May 9, 2019 – SB 224, filed by Sen. Tony Luetkemeyer, would align Missouri statute with federal court rules of discovery. Following lengthy debate over many hours in the Missouri Senate, the Senate gave initial approval to the bill. The compromise version may be viewed here. The bill received final approval by the Senate on May 6 and was heard in the House Judiciary Committee today.

Rep. David Gregory, Chairman, House Judiciary Committee

Following the testimony of many in favor of the proposal, including that of Associated Industries of Missouri, the Committee approved the bill, but not before attaching an amendment to the bill. The bill now must make a return trip to the Senate, assuming the bill passes the House, for approval of the House changes.

Announcing that the amendment had been discussed with and supported by the Senate sponsor and the Speaker of the House, Judiciary Committee Chairman David Gregory offered the amendment which deals with criminal cases.

The bill would help prevent multiple, and often frivolous/harassing, discovery and deposition requests, by limiting them to the number and standards as are used in federal courts in Missouri and many other states.
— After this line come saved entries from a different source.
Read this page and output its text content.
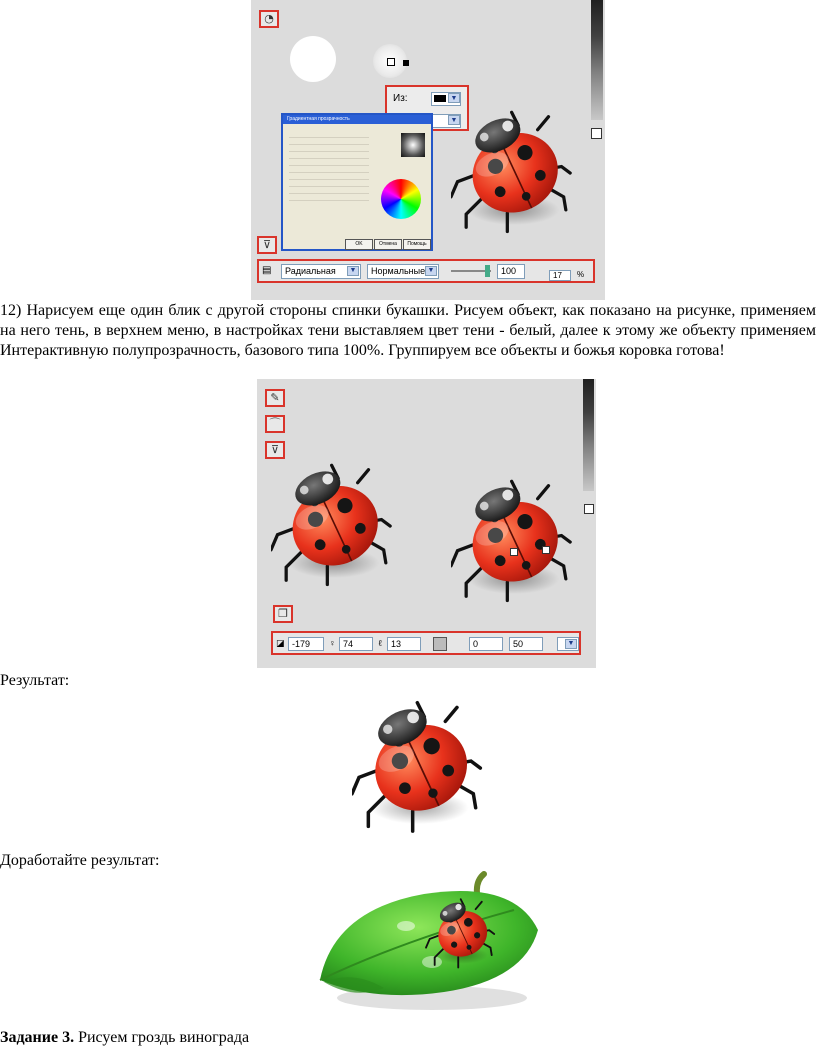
◔
Из:	▼
▼
Градиентная прозрачность
OK	Отмена	Помощь
⊽
▤	Радиальная	▼	Нормальные ▼	100	17	%

12) Нарисуем еще один блик с другой стороны спинки букашки. Рисуем объект, как показано на рисунке, применяем на него тень, в верхнем меню, в настройках тени выставляем цвет тени - белый, далее к этому же объекту применяем Интерактивную полупрозрачность, базового типа 100%. Группируем все объекты и божья коровка готова!

✎
⌒
⊽
❐
◪ -179	♀ 74	ℓ 13	0	50	▼
Результат:
Доработайте результат:
Задание 3. Рисуем гроздь винограда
“Discovery accounts for about 75 percent of the time and cost of any civil lawsuit,” Sen. Luetkemeyer said. “This legislation streamlines that process and will lower the cost and reduce the length of court proceedings for all parties. Plaintiffs who have been wronged can receive settlements sooner, and defendants facing frivolous lawsuits can have them resolved with minimum delay and cost. It’s a win-win for everyone.” “We are aware of cases where plaintiffs have abused the current law in an effort to harass defendants into settlement,” said Ray McCarty, President/CEO of Associated Industries of Missouri (AIM). “Adopting federal standards in this area would be beneficial to all who have claims in court and both sides would have to abide by the same rules,” he said in announcing AIM’s support for the measure.

There are 6 legislative days left in the 2019 Legislative Session.